DeepSeek-R1  by deepseek-ai

Reasoning models research paper

Created 8 months ago
91,078 stars

Top 0.1% on SourcePulse

GitHubView on GitHub
Project Summary

DeepSeek-R1 is a family of large language models focused on enhancing reasoning capabilities, particularly through reinforcement learning (RL). It offers both large Mixture-of-Experts (MoE) models (DeepSeek-R1-Zero and DeepSeek-R1) and smaller, distilled dense models based on Llama and Qwen architectures, targeting researchers and developers seeking advanced reasoning performance.

How It Works

The core innovation lies in applying RL directly to base models without initial supervised fine-tuning (SFT), enabling emergent reasoning behaviors like self-verification and long chain-of-thought generation. DeepSeek-R1 further refines this with a multi-stage RL and SFT pipeline. Distillation techniques are then used to transfer these reasoning patterns into smaller, more accessible dense models, achieving state-of-the-art results for their size.

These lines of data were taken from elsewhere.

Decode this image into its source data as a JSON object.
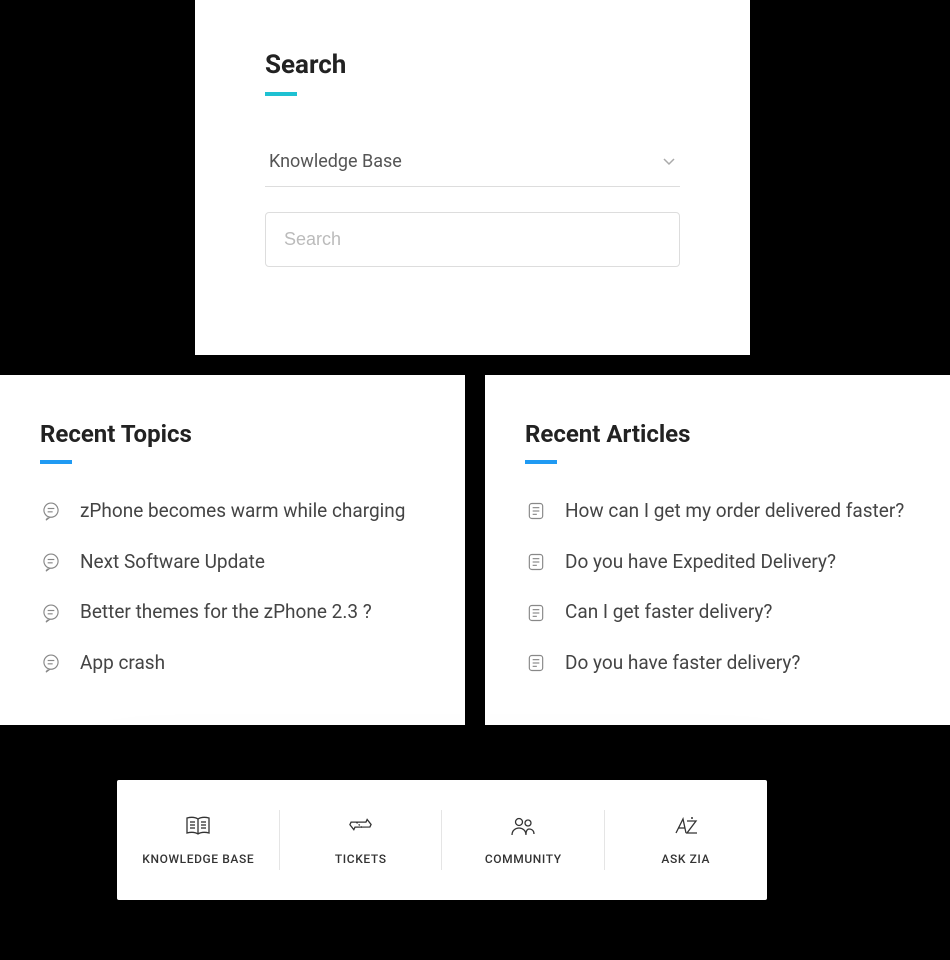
{
  "search": {
    "title": "Search",
    "select_label": "Knowledge Base",
    "placeholder": "Search"
  },
  "recent_topics": {
    "title": "Recent Topics",
    "items": [
      "zPhone becomes warm while charging",
      "Next Software Update",
      "Better themes for the zPhone 2.3 ?",
      "App crash"
    ]
  },
  "recent_articles": {
    "title": "Recent Articles",
    "items": [
      "How can I get my order delivered faster?",
      "Do you have Expedited Delivery?",
      "Can I get faster delivery?",
      "Do you have faster delivery?"
    ]
  },
  "nav": {
    "items": [
      {
        "label": "KNOWLEDGE BASE"
      },
      {
        "label": "TICKETS"
      },
      {
        "label": "COMMUNITY"
      },
      {
        "label": "ASK ZIA"
      }
    ]
  }
}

Quick Start & Requirements

  • DeepSeek-R1 Models: Refer to the DeepSeek-V3 repository for local execution details. Hugging Face Transformers is not directly supported.
  • DeepSeek-R1-Distill Models: Can be served using vLLM (vllm serve deepseek-ai/DeepSeek-R1-Distill-Qwen-32B --tensor-parallel-size 2 --max-model-len 32768 --enforce-eager) or SGLang (python3 -m sglang.launch_server --model deepseek-ai/DeepSeek-R1-Distill-Qwen-32B --trust-remote-code --tp 2).
  • Prerequisites: Python 3.x, vLLM or SGLang. Large models require significant GPU resources.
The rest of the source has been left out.